Incoming general manager Dave Gettleman finds himself in a salary cap crunch. Along with the obvious big name moves, smaller adjustments will need to be made. In this capacity fullback Mike Tolbert goes under the microscope -- can the Panthers afford to keep him?
Carolina signed Mike Tolbert last year in a two-fold effort: Firstly, it allowed the offense to gain a dynamic player who had history in the offense. Secondly, it was an insurance policy for Jonathan Stewart -- should the running back leave for free agency. The structure of the contract gave the Panthers flexibility, and looking at the deal now, it's flexibility they'll likely use.

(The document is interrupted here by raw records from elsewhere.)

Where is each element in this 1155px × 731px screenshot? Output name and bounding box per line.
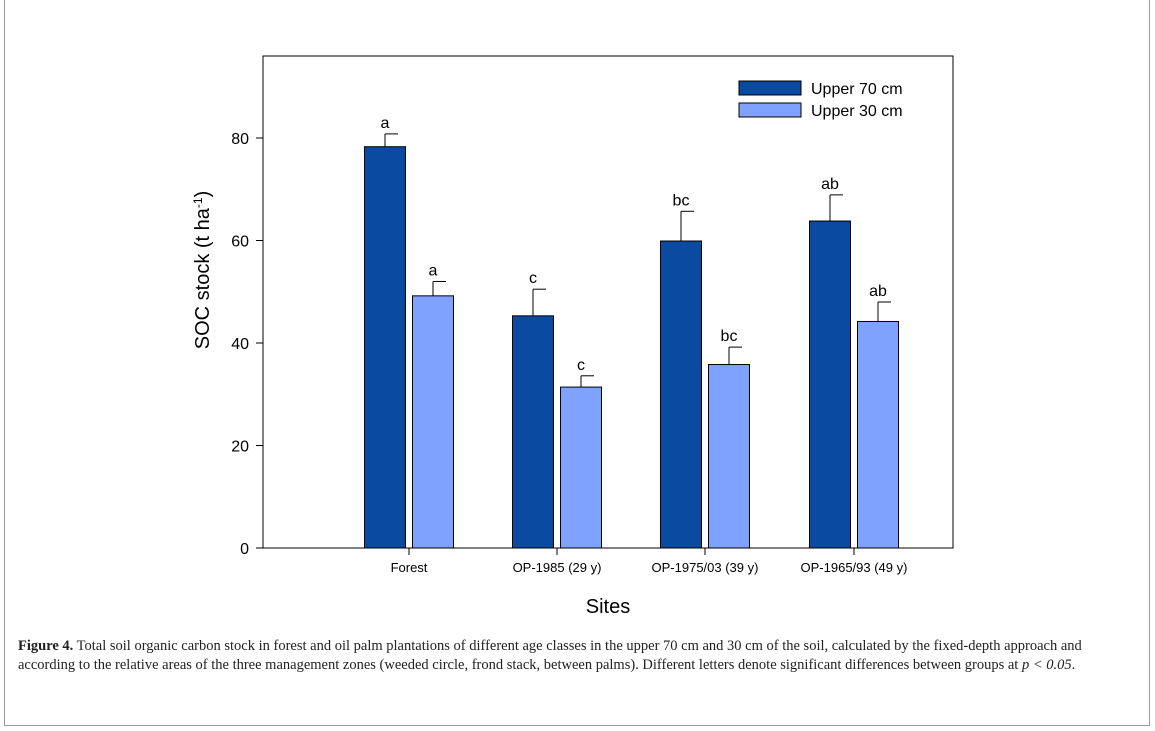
bar	[560, 386, 602, 549]
y-tick-label: 40	[231, 336, 249, 353]
y-tick-label: 60	[231, 234, 249, 251]
legend-label: Upper 30 cm	[811, 103, 903, 120]
plot-area	[262, 55, 954, 549]
significance-label: ab	[869, 283, 887, 300]
caption-text-end: .	[1071, 657, 1076, 673]
bar	[512, 315, 554, 549]
bar	[660, 240, 702, 549]
caption-label: Figure 4.	[18, 638, 74, 654]
legend-swatch	[738, 80, 802, 96]
legend-swatch	[738, 102, 802, 118]
legend: Upper 70 cm Upper 30 cm	[738, 80, 903, 120]
bar	[412, 295, 454, 549]
figure-caption: Figure 4. Total soil organic carbon stoc…	[18, 637, 1138, 675]
significance-label: c	[529, 270, 537, 287]
y-tick-label: 0	[240, 541, 249, 558]
plot-frame	[262, 55, 954, 549]
x-tick-label: Forest	[391, 560, 428, 575]
significance-label: a	[429, 263, 438, 280]
bar	[857, 320, 899, 549]
y-axis-title: SOC stock (t ha-1)	[191, 191, 214, 350]
y-tick-label: 80	[231, 131, 249, 148]
significance-label: ab	[821, 176, 839, 193]
x-axis: Forest OP-1985 (29 y) OP-1975/03 (39 y) OP-…	[391, 548, 908, 575]
x-tick-label: OP-1985 (29 y)	[513, 560, 602, 575]
bar-chart: 0 20 40 60 80 Forest OP-1985 (29 y) OP-1975/03…	[191, 55, 954, 618]
caption-text: Total soil organic carbon stock in fores…	[18, 638, 1082, 673]
figure-frame	[4, 0, 1150, 726]
x-tick-label: OP-1975/03 (39 y)	[652, 560, 759, 575]
bars: a a c c bc bc ab ab	[364, 115, 899, 549]
legend-label: Upper 70 cm	[811, 81, 903, 98]
significance-label: bc	[673, 192, 690, 209]
caption-p-value: p < 0.05	[1021, 657, 1072, 673]
significance-label: bc	[721, 328, 738, 345]
x-tick-label: OP-1965/93 (49 y)	[801, 560, 908, 575]
y-tick-label: 20	[231, 439, 249, 456]
bar	[809, 220, 851, 549]
significance-label: c	[577, 357, 585, 374]
significance-label: a	[381, 115, 390, 132]
bar	[364, 146, 406, 549]
bar	[708, 364, 750, 549]
y-axis: 0 20 40 60 80	[231, 131, 263, 558]
x-axis-title: Sites	[586, 596, 630, 618]
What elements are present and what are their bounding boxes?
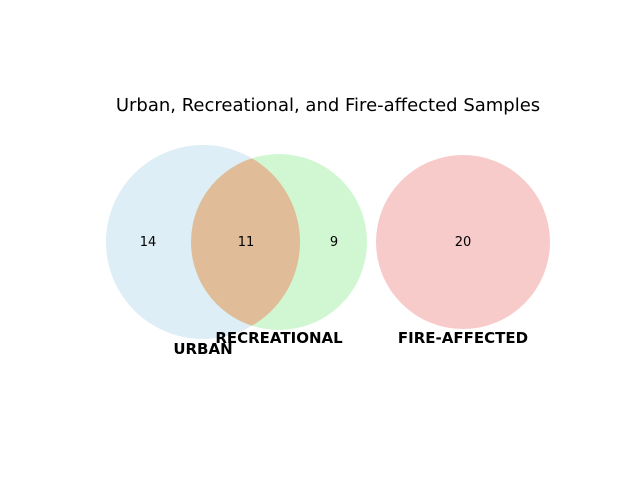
fire-affected-circle	[376, 155, 550, 329]
fire-affected-count: 20	[455, 235, 472, 250]
urban-recreational-overlap	[191, 154, 300, 330]
fire-affected-label: FIRE-AFFECTED	[398, 329, 528, 347]
urban-only-count: 14	[140, 235, 157, 250]
urban-recreational-count: 11	[238, 235, 255, 250]
recreational-only-count: 9	[330, 235, 338, 250]
recreational-label: RECREATIONAL	[215, 329, 343, 347]
diagram-title: Urban, Recreational, and Fire-affected S…	[116, 95, 540, 116]
urban-label: URBAN	[173, 340, 232, 358]
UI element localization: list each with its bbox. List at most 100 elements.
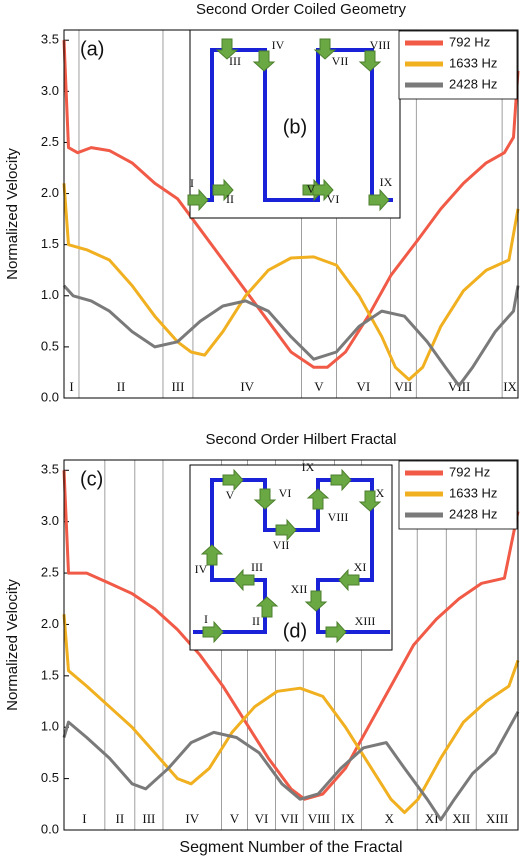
inset-arrow — [313, 38, 337, 60]
segment-label: I — [82, 811, 86, 826]
y-tick-label: 2.0 — [41, 616, 59, 631]
segment-label: V — [314, 379, 324, 394]
data-line — [62, 711, 520, 822]
inset-arrow — [368, 188, 390, 212]
legend-label: 1633 Hz — [449, 55, 497, 70]
inset-arrow — [275, 518, 297, 542]
segment-label: III — [142, 811, 155, 826]
y-tick-label: 0.0 — [41, 821, 59, 836]
inset-segment-label: V — [307, 182, 316, 196]
inset-arrow — [325, 620, 347, 644]
inset-path — [195, 48, 393, 202]
segment-label: VII — [280, 811, 298, 826]
y-axis-label: Normalized Velocity — [4, 148, 21, 280]
inset-box — [189, 464, 393, 651]
inset-segment-label: X — [376, 486, 385, 500]
inset-segment-label: VI — [279, 486, 292, 500]
y-tick-label: 3.0 — [41, 83, 59, 98]
legend-label: 792 Hz — [449, 464, 490, 479]
inset-segment-label: XIII — [355, 614, 376, 628]
inset-segment-label: IV — [272, 38, 285, 52]
segment-label: X — [385, 811, 395, 826]
segment-label: XII — [452, 811, 470, 826]
data-line — [62, 40, 520, 369]
segment-label: I — [69, 379, 73, 394]
inset-arrow — [253, 488, 277, 510]
inset-segment-label: I — [204, 612, 208, 626]
inset-segment-label: IX — [302, 460, 315, 474]
inset-label: (b) — [283, 116, 307, 138]
segment-label: VI — [357, 379, 371, 394]
y-axis-label: Normalized Velocity — [4, 579, 21, 711]
inset-arrow — [306, 488, 330, 510]
inset-segment-label: VII — [273, 538, 290, 552]
inset-arrow — [358, 490, 382, 512]
inset-segment-label: XII — [291, 582, 308, 596]
y-tick-label: 1.5 — [41, 667, 59, 682]
data-line — [62, 614, 520, 814]
inset-segment-label: VIII — [328, 510, 349, 524]
legend-label: 2428 Hz — [449, 506, 497, 521]
inset-segment-label: II — [252, 614, 260, 628]
y-tick-label: 1.5 — [41, 236, 59, 251]
y-tick-label: 2.0 — [41, 185, 59, 200]
segment-label: VII — [394, 379, 412, 394]
inset-arrow — [252, 50, 276, 72]
inset-arrow — [255, 596, 279, 618]
inset-arrow — [187, 188, 209, 212]
inset-segment-label: IX — [380, 175, 393, 189]
legend-label: 2428 Hz — [449, 76, 497, 91]
y-tick-label: 3.5 — [41, 462, 59, 477]
chart-title: Second Order Hilbert Fractal — [206, 431, 397, 448]
inset-arrow — [312, 178, 334, 202]
inset-segment-label: III — [251, 560, 263, 574]
inset-label: (d) — [283, 620, 307, 642]
data-line — [62, 284, 520, 388]
y-tick-label: 3.0 — [41, 513, 59, 528]
segment-label: XIII — [486, 811, 508, 826]
segment-label: IV — [240, 379, 254, 394]
data-line — [62, 470, 520, 801]
legend-label: 1633 Hz — [449, 485, 497, 500]
x-axis-label: Segment Number of the Fractal — [179, 839, 402, 856]
segment-label: II — [116, 811, 125, 826]
segment-label: V — [230, 811, 240, 826]
segment-label: VI — [255, 811, 269, 826]
y-tick-label: 1.0 — [41, 719, 59, 734]
inset-segment-label: II — [226, 192, 234, 206]
y-tick-label: 2.5 — [41, 134, 59, 149]
inset-arrow — [330, 468, 352, 492]
panel-label: (c) — [80, 468, 103, 490]
panel-label: (a) — [80, 38, 104, 60]
plot-frame — [63, 459, 519, 831]
y-tick-label: 0.5 — [41, 770, 59, 785]
inset-arrow — [212, 178, 234, 202]
inset-segment-label: V — [226, 488, 235, 502]
segment-label: III — [171, 379, 184, 394]
inset-segment-label: VI — [327, 192, 340, 206]
inset-arrow — [202, 620, 224, 644]
inset-arrow — [304, 590, 328, 612]
inset-arrow — [233, 568, 255, 592]
inset-arrow — [215, 38, 239, 60]
segment-label: VIII — [308, 811, 330, 826]
segment-label: IV — [185, 811, 199, 826]
y-tick-label: 1.0 — [41, 287, 59, 302]
segment-label: II — [117, 379, 126, 394]
y-tick-label: 0.5 — [41, 338, 59, 353]
segment-label: IX — [341, 811, 355, 826]
inset-arrow — [358, 50, 382, 72]
inset-arrow — [222, 468, 244, 492]
chart-title: Second Order Coiled Geometry — [196, 1, 407, 18]
inset-segment-label: XI — [354, 560, 367, 574]
inset-segment-label: VIII — [370, 38, 391, 52]
y-tick-label: 0.0 — [41, 389, 59, 404]
inset-segment-label: VII — [332, 54, 349, 68]
inset-segment-label: IV — [195, 562, 208, 576]
segment-label: IX — [503, 379, 517, 394]
data-line — [62, 183, 520, 382]
segment-label: XI — [425, 811, 439, 826]
legend-label: 792 Hz — [449, 34, 490, 49]
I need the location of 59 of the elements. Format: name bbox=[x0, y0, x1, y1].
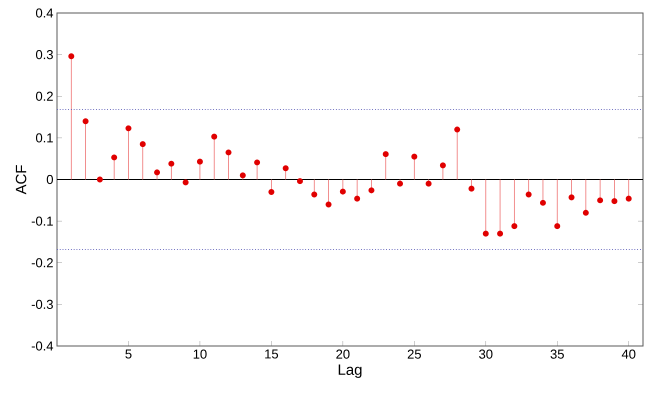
y-tick-label: 0.2 bbox=[36, 92, 53, 101]
point bbox=[196, 158, 203, 165]
point bbox=[240, 172, 246, 178]
x-tick-label: 30 bbox=[479, 350, 492, 359]
y-tick-label: 0.4 bbox=[36, 8, 54, 18]
point bbox=[282, 165, 289, 172]
point bbox=[568, 194, 575, 200]
point bbox=[296, 178, 303, 184]
x-tick-label: 35 bbox=[550, 350, 564, 359]
y-tick-label: 0 bbox=[46, 174, 53, 184]
point bbox=[254, 159, 260, 166]
y-tick-label: -0.4 bbox=[32, 341, 54, 351]
x-axis-title: Lag bbox=[338, 364, 362, 378]
x-tick-label: 10 bbox=[194, 350, 207, 359]
point bbox=[111, 154, 118, 160]
point bbox=[626, 196, 632, 202]
point bbox=[68, 53, 74, 60]
point bbox=[268, 189, 274, 195]
point bbox=[411, 154, 418, 160]
point bbox=[454, 126, 460, 133]
point bbox=[326, 201, 332, 208]
point bbox=[82, 118, 89, 124]
point bbox=[511, 223, 518, 230]
point bbox=[426, 180, 432, 187]
point bbox=[140, 141, 146, 148]
y-tick-label: 0.1 bbox=[36, 133, 53, 142]
point bbox=[497, 230, 504, 237]
point bbox=[368, 187, 374, 194]
y-tick-label: -0.1 bbox=[32, 216, 53, 226]
x-tick-label: 40 bbox=[622, 350, 636, 359]
point bbox=[582, 210, 589, 216]
point bbox=[382, 151, 389, 158]
y-tick-label: -0.2 bbox=[32, 258, 53, 268]
point bbox=[226, 149, 232, 156]
point bbox=[482, 230, 489, 237]
point bbox=[526, 191, 532, 198]
x-tick-label: 20 bbox=[336, 350, 350, 359]
point bbox=[540, 200, 546, 206]
y-axis-title: ACF bbox=[16, 165, 26, 194]
x-tick-label: 25 bbox=[408, 350, 421, 359]
point bbox=[154, 169, 160, 176]
point bbox=[354, 196, 360, 202]
x-tick-label: 5 bbox=[125, 350, 132, 359]
point bbox=[468, 186, 474, 192]
point bbox=[125, 125, 132, 132]
point bbox=[340, 188, 346, 195]
y-tick-label: -0.3 bbox=[32, 300, 53, 309]
point bbox=[597, 197, 604, 204]
point bbox=[397, 180, 404, 187]
point bbox=[440, 162, 446, 168]
point bbox=[311, 191, 318, 198]
point bbox=[211, 134, 218, 140]
y-tick-label: 0.3 bbox=[36, 50, 53, 60]
point bbox=[182, 179, 189, 186]
x-tick-label: 15 bbox=[265, 350, 278, 359]
point bbox=[168, 160, 174, 167]
point bbox=[554, 223, 560, 230]
point bbox=[96, 176, 103, 182]
point bbox=[611, 198, 618, 204]
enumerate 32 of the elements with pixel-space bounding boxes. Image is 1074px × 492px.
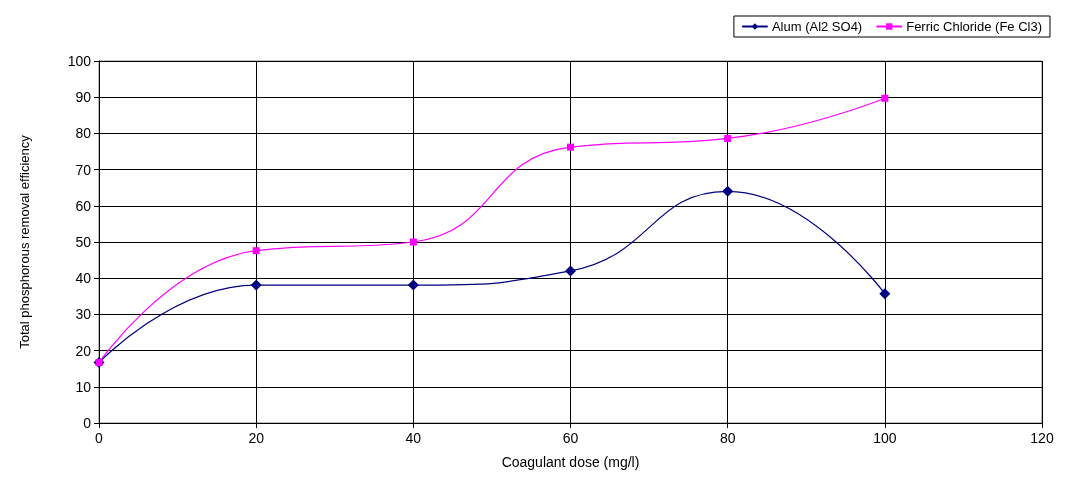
point bbox=[252, 247, 260, 255]
x-tick-label: 60 bbox=[562, 430, 579, 446]
point bbox=[879, 288, 891, 300]
legend-label: Ferric Chloride (Fe Cl3) bbox=[906, 19, 1043, 34]
point bbox=[722, 185, 734, 197]
point bbox=[409, 238, 417, 246]
point bbox=[250, 279, 262, 291]
y-tick-label: 50 bbox=[75, 234, 92, 250]
x-axis-title: Coagulant dose (mg/l) bbox=[501, 454, 640, 470]
y-tick-label: 100 bbox=[67, 53, 92, 69]
x-tick-label: 120 bbox=[1030, 430, 1054, 446]
point bbox=[565, 265, 576, 277]
y-tick-label: 10 bbox=[75, 378, 92, 395]
y-tick-label: 0 bbox=[83, 415, 92, 431]
x-tick-label: 100 bbox=[873, 430, 897, 446]
x-tick-label: 80 bbox=[719, 430, 736, 446]
y-tick-label: 60 bbox=[75, 197, 92, 214]
y-tick-label: 40 bbox=[75, 270, 92, 287]
x-tick-label: 40 bbox=[405, 430, 422, 446]
y-tick-label: 80 bbox=[75, 125, 92, 142]
point bbox=[567, 143, 574, 151]
y-tick-label: 30 bbox=[75, 306, 92, 323]
y-tick-label: 70 bbox=[75, 161, 92, 178]
point bbox=[724, 134, 732, 142]
y-tick-label: 90 bbox=[75, 89, 92, 106]
x-tick-label: 0 bbox=[95, 430, 104, 446]
point bbox=[407, 279, 419, 291]
x-tick-label: 20 bbox=[248, 430, 265, 446]
y-tick-label: 20 bbox=[75, 342, 92, 359]
point bbox=[881, 94, 889, 102]
legend-label: Alum (Al2 SO4) bbox=[771, 19, 863, 34]
y-axis-title: Total phosphorous removal efficiency bbox=[17, 134, 32, 349]
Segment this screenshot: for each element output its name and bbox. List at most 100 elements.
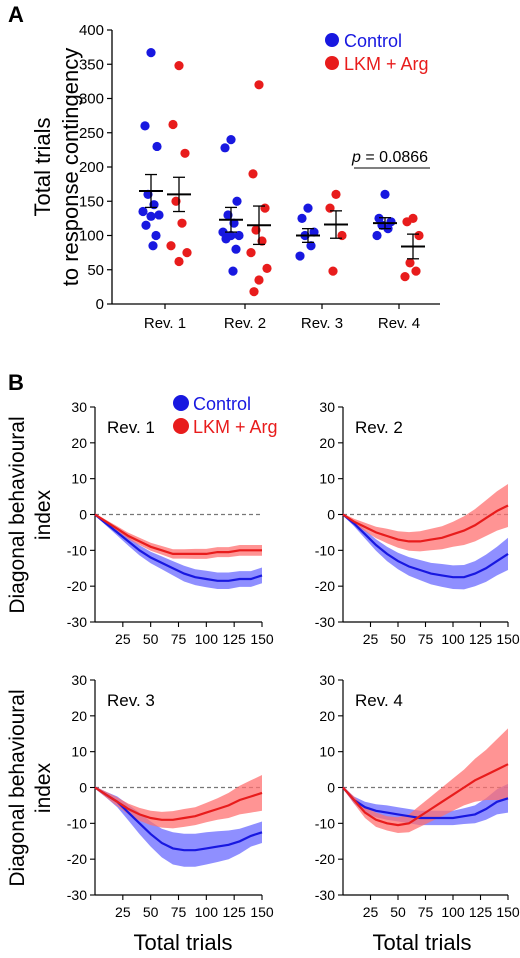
legend-a-lkm-label: LKM + Arg bbox=[344, 54, 429, 74]
legend-a-lkm-marker bbox=[325, 56, 339, 70]
lkm-point bbox=[260, 203, 270, 213]
lkm-point bbox=[414, 230, 424, 241]
panel-b-label: B bbox=[8, 370, 24, 395]
lkm-point bbox=[402, 217, 412, 227]
b-subplot-2: -30 -20 -10 0 10 20 30 25 50 75 100 125 150 Rev. 2 bbox=[315, 399, 520, 647]
control-point bbox=[138, 206, 148, 217]
b-y-tick-label: 10 bbox=[319, 744, 335, 760]
b-subplot-3: -30 -20 -10 0 10 20 30 25 50 75 100 125 150 Rev. 3 bbox=[67, 672, 274, 920]
b-y-tick-label: 0 bbox=[79, 507, 87, 523]
lkm-point bbox=[328, 266, 338, 276]
b-y-tick-label: -30 bbox=[67, 614, 87, 630]
b-x-tick-label: 150 bbox=[250, 631, 274, 647]
control-point bbox=[229, 218, 239, 228]
a-x-tick-label: Rev. 3 bbox=[301, 315, 343, 332]
control-point bbox=[228, 266, 238, 276]
b-subplot-title: Rev. 2 bbox=[355, 418, 403, 437]
b-y-tick-label: 10 bbox=[319, 471, 335, 487]
p-symbol: p bbox=[351, 149, 361, 166]
b-top-ylabel-line1: Diagonal behavioural bbox=[6, 416, 29, 613]
lkm-point bbox=[262, 263, 272, 273]
legend-b-control-label: Control bbox=[193, 394, 251, 414]
lkm-point bbox=[174, 256, 184, 267]
b-y-tick-label: 10 bbox=[71, 744, 87, 760]
a-y-tick-label: 250 bbox=[79, 125, 104, 142]
lkm-error-band bbox=[95, 513, 262, 559]
a-x-tick-label: Rev. 2 bbox=[224, 315, 266, 332]
legend-a-control-label: Control bbox=[344, 31, 402, 51]
a-y-tick-label: 0 bbox=[96, 296, 104, 313]
lkm-point bbox=[180, 148, 190, 158]
b-x-tick-label: 50 bbox=[390, 904, 406, 920]
control-point bbox=[380, 189, 390, 199]
b-top-ylabel-line2: index bbox=[32, 489, 55, 540]
control-point bbox=[143, 189, 153, 199]
lkm-error-band bbox=[95, 775, 262, 829]
b-y-tick-label: 20 bbox=[71, 435, 87, 451]
b-x-tick-label: 125 bbox=[469, 631, 493, 647]
control-mean-line bbox=[342, 513, 509, 579]
control-point bbox=[152, 141, 162, 152]
b-y-tick-label: 0 bbox=[79, 780, 87, 796]
b-x-tick-label: 100 bbox=[441, 904, 465, 920]
a-x-tick-label: Rev. 4 bbox=[378, 315, 420, 332]
lkm-point bbox=[411, 266, 421, 276]
b-y-tick-label: -20 bbox=[67, 851, 87, 867]
panel-a-ylabel-line2: to response contingency bbox=[58, 48, 83, 287]
control-error-band bbox=[95, 513, 262, 589]
b-x-tick-label: 75 bbox=[171, 631, 187, 647]
b-left-xlabel: Total trials bbox=[133, 930, 232, 955]
b-x-tick-label: 50 bbox=[143, 904, 159, 920]
lkm-point bbox=[166, 241, 176, 251]
legend-b-control-marker bbox=[173, 395, 189, 411]
legend-a-control-marker bbox=[325, 33, 339, 47]
control-error-band bbox=[343, 513, 508, 590]
a-y-tick-label: 100 bbox=[79, 228, 104, 245]
b-x-tick-label: 150 bbox=[250, 904, 274, 920]
control-point bbox=[372, 230, 382, 241]
legend-b-lkm-label: LKM + Arg bbox=[193, 417, 278, 437]
control-point bbox=[223, 210, 233, 220]
b-y-tick-label: -10 bbox=[67, 542, 87, 558]
b-y-tick-label: 0 bbox=[327, 780, 335, 796]
b-x-tick-label: 50 bbox=[143, 631, 159, 647]
control-point bbox=[374, 213, 384, 223]
b-y-tick-label: -10 bbox=[315, 815, 335, 831]
b-y-tick-label: -10 bbox=[315, 542, 335, 558]
b-x-tick-label: 25 bbox=[115, 904, 131, 920]
panel-a-chart: 0 50 100 150 200 250 300 350 400 Rev. 1 Rev. 2 Rev.… bbox=[79, 22, 440, 332]
b-x-tick-label: 125 bbox=[469, 904, 493, 920]
a-y-tick-label: 50 bbox=[87, 262, 104, 279]
lkm-point bbox=[400, 272, 410, 282]
b-x-tick-label: 25 bbox=[363, 631, 379, 647]
control-point bbox=[234, 230, 244, 241]
b-y-tick-label: -10 bbox=[67, 815, 87, 831]
lkm-point bbox=[257, 236, 267, 246]
p-value-annotation: p = 0.0866 bbox=[351, 149, 428, 166]
control-mean-line bbox=[94, 786, 263, 852]
b-y-tick-label: -30 bbox=[67, 887, 87, 903]
b-subplot-4: -30 -20 -10 0 10 20 30 25 50 75 100 125 150 Rev. 4 bbox=[315, 672, 520, 920]
panel-a-label: A bbox=[8, 2, 24, 27]
b-y-tick-label: -30 bbox=[315, 614, 335, 630]
b-subplot-title: Rev. 1 bbox=[107, 418, 155, 437]
lkm-mean-line bbox=[94, 513, 262, 556]
b-x-tick-label: 75 bbox=[418, 904, 434, 920]
control-point bbox=[306, 241, 316, 251]
b-y-tick-label: 0 bbox=[327, 507, 335, 523]
lkm-point bbox=[246, 248, 256, 258]
lkm-mean-line bbox=[94, 786, 263, 821]
lkm-point bbox=[254, 275, 264, 285]
control-point bbox=[146, 211, 156, 221]
b-y-tick-label: 30 bbox=[71, 399, 87, 415]
control-point bbox=[151, 230, 161, 241]
a-y-tick-label: 400 bbox=[79, 22, 104, 39]
control-point bbox=[146, 48, 156, 58]
control-mean-line bbox=[94, 513, 263, 582]
b-y-tick-label: -20 bbox=[315, 851, 335, 867]
lkm-point bbox=[254, 80, 264, 90]
lkm-mean-line bbox=[342, 763, 509, 827]
b-x-tick-label: 25 bbox=[115, 631, 131, 647]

Mike Tolbert is set to make $1.0 million in 2013 -- but it's the additional $1.5 million in the form of an option bonus that could be a sticking point. It pushes his cap figure to $3.42 million. The cost to the team if he's cut: $1.2 million, which could be reduced to $600,000 over the next two years. There's no doubt he's talented, but outside of Ron Chudzinski's offense the flexibility of an offensive fullback is a luxury, not a necessity. Carolina locked up Jonathan Stewart, and when everyone is healthy Mike Tolbert becomes the Panthers' forth rushing option.
Dave Gettleman has a choice to try an push a restructure, locking him up long term -- or erasing almost $3.5 million from the cap. It's not a lot of money across the 53 man roster, but it's significant for a fullback. It remains to be seen what a new offensive coordinator has planned for the team, but one of the NFL's highest paid fullbacks in 2013 is a luxury a team with cap issues doesn't have.